A collaboration of hundreds of scientists released the “largest-ever, three-dimensional map of distant galaxies” with over 1.2 million spots as a part of the Baryon Oscillation Spectroscopic Survey (BOSS) program using a telescope in New Mexico, according to a press release from Brookhaven National Lab. The map isn’t for wanderers; scientists are trying to understand some of the universe’s unexplained properties, like what dark matter and dark energy are. Understanding those things requires a three-dimensional map bigger and looking further out than any map scientists have made prior.

“The problem was, if you take data on the brightest galaxies in the sky, they happen to be nearby galaxies,” BOSS’ principal investigator David Schlegel from Lawrence Berkeley National Lab told Popular Science. “For a cosmologist, that’s just a map of the backyard. I don’t want a map of the backyard. I want a map of the universe.”

Up until fifty or so years ago, scientists more or less understood the universe, said Schlegel. But the discovery of dark matter and dark energy showed we don’t really understand most of it, since they make up around 95 percent of the stuff in the universe. Yeah, we don’t understand 95 percent of the stuff in the universe.

That’s not to say we can’t measure or detect dark matter and dark energy, though. If you look at the map, you’ll see a web of galaxies and places where dots clump. Dark matter still feels gravity’s pull, so galaxies align themselves along the webs and clumps of dark matter. We can detect dark energy too. When we look into space, really distant things we’d expect to look white actually look red; they’ve been redshifted.

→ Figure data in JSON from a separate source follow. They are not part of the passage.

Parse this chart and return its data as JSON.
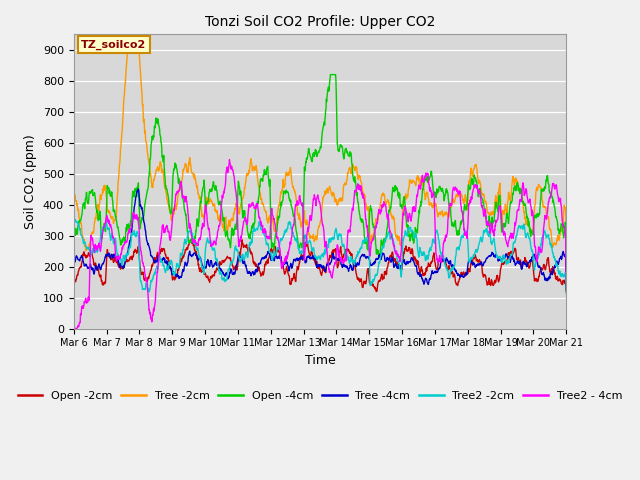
{
  "title": "Tonzi Soil CO2 Profile: Upper CO2",
  "xlabel": "Time",
  "ylabel": "Soil CO2 (ppm)",
  "ylim": [
    0,
    950
  ],
  "yticks": [
    0,
    100,
    200,
    300,
    400,
    500,
    600,
    700,
    800,
    900
  ],
  "legend_label": "TZ_soilco2",
  "series_colors": {
    "Open -2cm": "#cc0000",
    "Tree -2cm": "#ff9900",
    "Open -4cm": "#00cc00",
    "Tree -4cm": "#0000cc",
    "Tree2 -2cm": "#00cccc",
    "Tree2 - 4cm": "#ff00ff"
  },
  "fig_width": 6.4,
  "fig_height": 4.8,
  "dpi": 100,
  "n_days": 15,
  "start_day": 6,
  "points_per_day": 96,
  "bg_color": "#d8d8d8",
  "fig_bg": "#f0f0f0"
}
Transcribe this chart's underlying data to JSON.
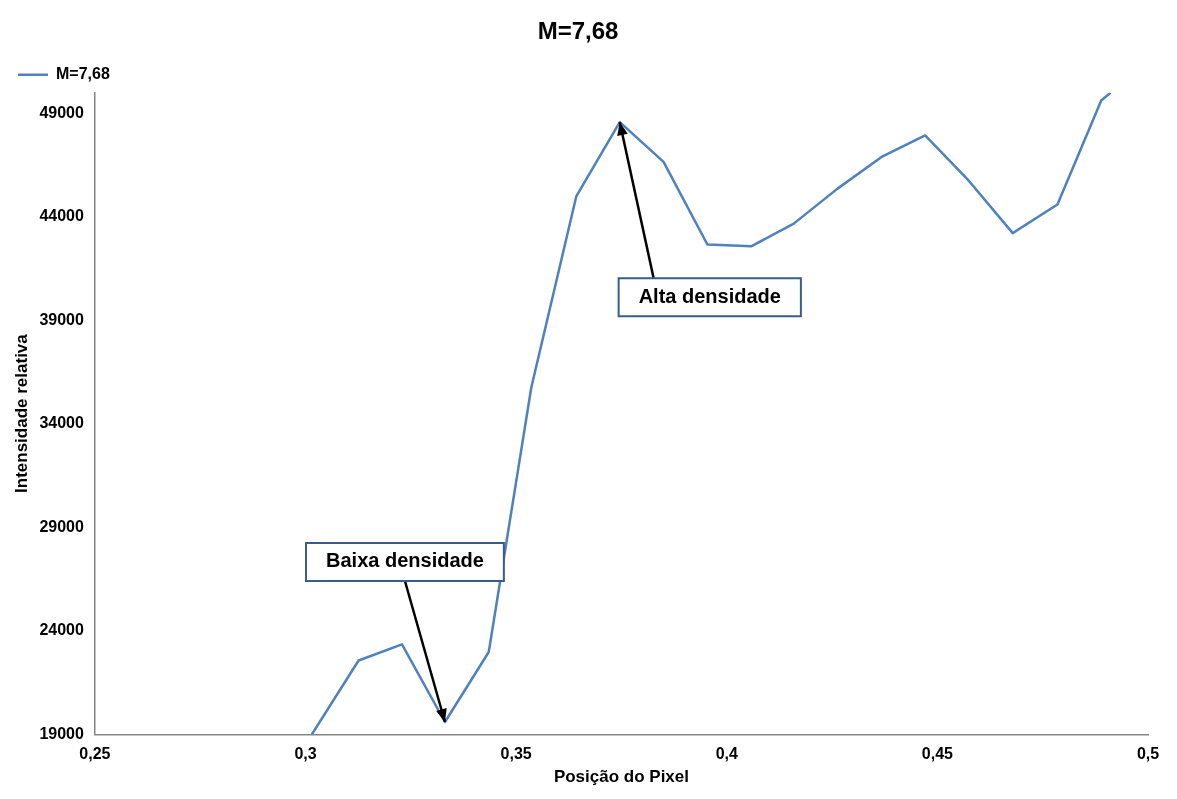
{
  "chart_data": {
    "type": "line",
    "title": "M=7,68",
    "xlabel": "Posição do Pixel",
    "ylabel": "Intensidade relativa",
    "x": [
      0.3015,
      0.3126,
      0.3229,
      0.3331,
      0.3435,
      0.3536,
      0.3643,
      0.3746,
      0.385,
      0.3954,
      0.4058,
      0.4159,
      0.4263,
      0.437,
      0.4471,
      0.4575,
      0.4679,
      0.4785,
      0.4889,
      0.4911
    ],
    "series": [
      {
        "name": "M=7,68",
        "color": "#4f81bd",
        "values": [
          19000,
          22570,
          23350,
          19600,
          22980,
          35760,
          45010,
          48580,
          46660,
          42670,
          42580,
          43680,
          45370,
          46930,
          47940,
          45740,
          43220,
          44600,
          49630,
          50000
        ]
      }
    ],
    "xlim": [
      0.25,
      0.5
    ],
    "xticks": [
      {
        "value": 0.25,
        "label": "0,25"
      },
      {
        "value": 0.3,
        "label": "0,3"
      },
      {
        "value": 0.35,
        "label": "0,35"
      },
      {
        "value": 0.4,
        "label": "0,4"
      },
      {
        "value": 0.45,
        "label": "0,45"
      },
      {
        "value": 0.5,
        "label": "0,5"
      }
    ],
    "ylim": [
      19000,
      50000
    ],
    "yticks": [
      19000,
      24000,
      29000,
      34000,
      39000,
      44000,
      49000
    ],
    "grid": false,
    "legend": "top left",
    "marker": "none",
    "line_style": "solid",
    "annotations": [
      {
        "text": "Baixa densidade",
        "x": 0.3331,
        "y": 19600
      },
      {
        "text": "Alta densidade",
        "x": 0.3746,
        "y": 48580
      }
    ]
  }
}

That’s because their light rays have stretched out, because the space itself the light travels through expands, like a stretched-out tattoo on someone who’s gaining a lot of weight.

By measuring really far away things, we found out that the universe wasn’t just expanding, but the rate it expanded was actually speeding up. That discovery won a team of scientists the 2011 Nobel Prize in Physics.

In one theory of the universe, there’s a single number called the “cosmological constant” that says dark energy is a uniform thing permeating the universe and making it expand. Some physicists were hoping that a larger map would show the cosmological constant’s value changing in different places, rather than just being a single number everywhere, but the single number stuck throughout the swath of the universe covered by BOSS’ results. Schlegel thought theoretical physicists might be a little pigeonholed by the results, since they can do more with varying numbers than a single constant.

Mark Wise, theoretical physicist at California Institute of Technology, hadn’t reviewed the BOSS results yet but agreed with Schlegel. “It would be more exciting if it was something else,” he told Popular Science.

The BOSS experiment is about more than just dark energy, though, pointed out Anže Slosar, Brookhaven National Lab and BOSS cosmologist who leads his “futile existence as a scientist and a bureaucrat” (much as a cosmologist would), according to his website. The experiment will also help pinpoint the mass of the neutrino particle. Soon, other experiments like the larger Dark Energy Spectroscopic Instrument (DESI) on a telescope at Kitt Peak in Arizona will pick up where the BOSS experiment leaves off. But Slosar was most excited about how intertwined our physical experiences on Earth are with the rest of the universe.

“The fact that it’s the same fundamental laws that guide GPS satellites all the way down to one second after the big bang is pretty mindblowing,” he said.